VA National TeleNeurology Program: Implementation and Evaluation of a Subspecialty E-consult Program
Aditi Narechania1, Johna Agostinelli2, Holly Martin3, Grace Bastin3, Stanley Taylor3, Laura Myers3, Linda Williams3, Carolyn Bevan1, Jayne Wilkinson2
1National TeleNeurology Program, Jesse Brown VA Medical Center, 2National TeleNeurology Program, Corporal Michael J Crescenz VA Medical Center, 3Quality Enhancement Research Initiative Team, Roudebush VA Medical Center
Objective:
To implement and evaluate a subspecialty e-consult program within a national teleneurology program.
Background:
The VA National TeleNeurology Program (NTNP) has targeted rural, underserved Veterans in 19 locations since 2020, providing outpatient neurological care through video telehealth. The need for subspecialty consultation in complex neurological cases is widely recognized. Therefore, NTNP employed neurologists in 11 subspecialties to answer e-consults submitted by general neurologists, a system known as Neurology Expert Telemedicine (NExT).
Design/Methods:
We retrospectively reviewed total consultations, consultations per subspecialty and completion times from 4/2023-4/2025. We prospectively evaluated the first 115 referrals. E-mail surveys were sent to referring neurologists and NExT subspecialty consultants within one week of consult completion to assess views on reason for consultation, appropriateness, effectiveness, value, confidence, and satisfaction.
Results:
Over two years, 759 subspecialty e-consults were completed; the most utilized were Stroke (N=153), Movement Disorders (N=128), Neuromuscular (N=111), and Neuroimmunology (N=105). Completion times averaged 5 business days. Prospective analysis found that Management (38%) and Evaluation (22%) were the most common reasons for consultation. The majority of referring physicians felt responses were appropriate, effective and of value and therefore made changes to patient care (80%).
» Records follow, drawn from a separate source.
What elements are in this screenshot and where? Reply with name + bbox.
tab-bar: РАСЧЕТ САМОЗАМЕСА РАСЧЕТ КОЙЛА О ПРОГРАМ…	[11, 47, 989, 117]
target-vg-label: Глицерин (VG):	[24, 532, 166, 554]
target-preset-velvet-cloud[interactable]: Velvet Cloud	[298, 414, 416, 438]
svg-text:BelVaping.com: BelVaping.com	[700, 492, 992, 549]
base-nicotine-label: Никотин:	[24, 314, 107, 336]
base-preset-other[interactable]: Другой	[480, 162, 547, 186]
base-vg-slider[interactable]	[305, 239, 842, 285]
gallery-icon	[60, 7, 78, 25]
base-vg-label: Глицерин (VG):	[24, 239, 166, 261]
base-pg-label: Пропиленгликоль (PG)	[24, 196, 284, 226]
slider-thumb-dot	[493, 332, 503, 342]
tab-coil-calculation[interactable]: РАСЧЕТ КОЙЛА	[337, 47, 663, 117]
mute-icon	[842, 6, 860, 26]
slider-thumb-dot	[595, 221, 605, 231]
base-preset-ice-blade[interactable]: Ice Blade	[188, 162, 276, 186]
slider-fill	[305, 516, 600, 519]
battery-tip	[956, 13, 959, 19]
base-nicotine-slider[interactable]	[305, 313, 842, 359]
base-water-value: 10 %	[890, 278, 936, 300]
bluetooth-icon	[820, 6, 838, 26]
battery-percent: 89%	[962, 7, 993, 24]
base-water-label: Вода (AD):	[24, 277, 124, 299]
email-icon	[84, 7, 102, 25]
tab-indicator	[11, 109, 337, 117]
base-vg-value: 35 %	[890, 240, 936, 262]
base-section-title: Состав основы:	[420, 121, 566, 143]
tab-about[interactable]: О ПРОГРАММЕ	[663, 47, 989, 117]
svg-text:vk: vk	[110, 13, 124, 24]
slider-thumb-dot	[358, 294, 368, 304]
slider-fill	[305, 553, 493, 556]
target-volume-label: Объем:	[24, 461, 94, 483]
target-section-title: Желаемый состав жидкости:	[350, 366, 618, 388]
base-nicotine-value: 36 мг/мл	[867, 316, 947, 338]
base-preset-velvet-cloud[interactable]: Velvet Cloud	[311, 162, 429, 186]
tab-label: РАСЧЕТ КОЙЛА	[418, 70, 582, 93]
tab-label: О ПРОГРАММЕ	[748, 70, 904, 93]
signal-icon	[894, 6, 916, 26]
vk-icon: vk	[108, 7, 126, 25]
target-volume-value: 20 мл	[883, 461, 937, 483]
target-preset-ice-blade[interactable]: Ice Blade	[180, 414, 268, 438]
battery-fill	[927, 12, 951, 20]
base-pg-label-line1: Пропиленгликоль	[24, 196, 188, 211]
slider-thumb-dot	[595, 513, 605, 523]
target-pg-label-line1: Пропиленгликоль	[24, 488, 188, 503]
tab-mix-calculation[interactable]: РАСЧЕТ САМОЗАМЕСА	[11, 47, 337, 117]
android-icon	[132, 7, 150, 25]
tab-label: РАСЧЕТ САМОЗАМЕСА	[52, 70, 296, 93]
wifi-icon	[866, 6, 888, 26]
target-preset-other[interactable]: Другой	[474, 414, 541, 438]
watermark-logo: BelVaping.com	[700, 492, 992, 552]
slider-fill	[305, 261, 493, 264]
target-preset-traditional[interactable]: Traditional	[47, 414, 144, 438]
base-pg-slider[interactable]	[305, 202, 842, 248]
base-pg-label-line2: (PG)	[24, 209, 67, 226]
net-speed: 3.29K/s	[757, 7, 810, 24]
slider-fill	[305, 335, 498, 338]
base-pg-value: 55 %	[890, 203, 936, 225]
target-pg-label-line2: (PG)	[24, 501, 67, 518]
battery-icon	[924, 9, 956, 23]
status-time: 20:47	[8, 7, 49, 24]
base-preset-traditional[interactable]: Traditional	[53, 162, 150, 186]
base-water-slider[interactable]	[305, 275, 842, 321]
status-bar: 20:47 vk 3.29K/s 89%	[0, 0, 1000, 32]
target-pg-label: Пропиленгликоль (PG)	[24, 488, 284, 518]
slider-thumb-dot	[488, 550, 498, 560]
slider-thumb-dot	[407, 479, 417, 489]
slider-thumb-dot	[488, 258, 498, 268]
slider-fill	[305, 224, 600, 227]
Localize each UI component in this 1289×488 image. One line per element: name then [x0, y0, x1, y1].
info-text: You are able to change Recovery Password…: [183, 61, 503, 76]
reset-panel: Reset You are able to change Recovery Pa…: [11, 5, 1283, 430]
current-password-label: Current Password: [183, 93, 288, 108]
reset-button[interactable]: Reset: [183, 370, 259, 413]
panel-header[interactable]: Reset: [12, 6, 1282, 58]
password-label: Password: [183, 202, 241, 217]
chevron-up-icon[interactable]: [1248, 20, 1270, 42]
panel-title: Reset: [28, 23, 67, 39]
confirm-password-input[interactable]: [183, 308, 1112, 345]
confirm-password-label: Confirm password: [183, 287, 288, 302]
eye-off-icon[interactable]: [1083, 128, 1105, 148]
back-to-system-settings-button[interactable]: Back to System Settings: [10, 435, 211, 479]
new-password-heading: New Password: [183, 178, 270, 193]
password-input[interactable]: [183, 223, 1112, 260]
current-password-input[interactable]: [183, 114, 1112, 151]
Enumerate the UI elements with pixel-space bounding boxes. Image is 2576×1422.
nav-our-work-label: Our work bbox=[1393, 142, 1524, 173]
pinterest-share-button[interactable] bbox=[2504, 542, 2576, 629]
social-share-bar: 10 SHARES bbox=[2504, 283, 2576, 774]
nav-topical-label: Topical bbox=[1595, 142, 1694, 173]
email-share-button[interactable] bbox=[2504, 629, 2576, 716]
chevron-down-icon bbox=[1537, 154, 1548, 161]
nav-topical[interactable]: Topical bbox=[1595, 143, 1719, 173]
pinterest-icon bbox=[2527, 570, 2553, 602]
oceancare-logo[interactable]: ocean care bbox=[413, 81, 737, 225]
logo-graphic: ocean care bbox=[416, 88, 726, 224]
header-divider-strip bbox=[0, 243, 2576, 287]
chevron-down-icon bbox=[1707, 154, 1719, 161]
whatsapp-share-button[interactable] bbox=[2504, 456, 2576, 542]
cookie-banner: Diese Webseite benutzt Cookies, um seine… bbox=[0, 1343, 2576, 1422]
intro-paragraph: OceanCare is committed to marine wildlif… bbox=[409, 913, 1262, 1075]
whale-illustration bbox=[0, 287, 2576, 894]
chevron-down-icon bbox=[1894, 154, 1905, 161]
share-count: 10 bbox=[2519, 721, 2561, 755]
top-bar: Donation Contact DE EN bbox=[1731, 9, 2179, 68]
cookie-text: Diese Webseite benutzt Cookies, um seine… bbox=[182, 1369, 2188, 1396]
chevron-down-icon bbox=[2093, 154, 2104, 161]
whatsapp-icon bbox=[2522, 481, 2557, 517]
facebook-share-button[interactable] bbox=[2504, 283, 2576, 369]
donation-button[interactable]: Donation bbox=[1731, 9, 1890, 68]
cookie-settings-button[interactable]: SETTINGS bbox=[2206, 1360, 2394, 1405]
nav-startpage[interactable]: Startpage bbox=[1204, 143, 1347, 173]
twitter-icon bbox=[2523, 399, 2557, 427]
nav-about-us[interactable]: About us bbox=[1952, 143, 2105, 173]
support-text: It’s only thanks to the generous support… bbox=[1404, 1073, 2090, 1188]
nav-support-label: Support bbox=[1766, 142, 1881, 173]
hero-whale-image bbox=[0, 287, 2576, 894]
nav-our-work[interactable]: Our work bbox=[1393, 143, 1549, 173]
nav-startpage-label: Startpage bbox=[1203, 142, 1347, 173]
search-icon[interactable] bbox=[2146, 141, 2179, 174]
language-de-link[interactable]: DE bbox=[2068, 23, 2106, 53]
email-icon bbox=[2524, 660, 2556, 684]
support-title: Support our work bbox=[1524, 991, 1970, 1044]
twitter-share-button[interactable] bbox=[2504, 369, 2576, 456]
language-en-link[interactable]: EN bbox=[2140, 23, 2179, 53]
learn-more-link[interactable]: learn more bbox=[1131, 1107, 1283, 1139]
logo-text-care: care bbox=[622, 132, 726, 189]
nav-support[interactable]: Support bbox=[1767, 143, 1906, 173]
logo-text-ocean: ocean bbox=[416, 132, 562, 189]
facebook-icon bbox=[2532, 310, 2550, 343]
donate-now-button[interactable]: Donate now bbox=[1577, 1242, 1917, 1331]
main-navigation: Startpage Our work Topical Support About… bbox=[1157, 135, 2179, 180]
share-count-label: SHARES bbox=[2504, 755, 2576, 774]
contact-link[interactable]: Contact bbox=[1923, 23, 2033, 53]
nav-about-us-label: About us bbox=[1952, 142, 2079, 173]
Referring neurologists rated 92% of consults as 9 or 10 on a 10-point scale for satisfaction. 77% of NExT consultants felt they were able to resolve the e-consult completely, rating 9 or 10 on a 10-point scale. Most consultants (82%) did not identify need for additional referral to a subspecialty clinic.
Conclusions:
Providing subspecialty neurological support by e-consult in a teleneurology program is feasible and acceptable to referring neurologists and subspecialty consultants. Most patients were successfully managed by the NTNP neurologist with e-consult support, thus avoiding referral to a subspecialty clinic. E-consults may be a novel and effective way to extend expertise typically concentrated in urban areas to rural patients in need of subspecialty neurology care.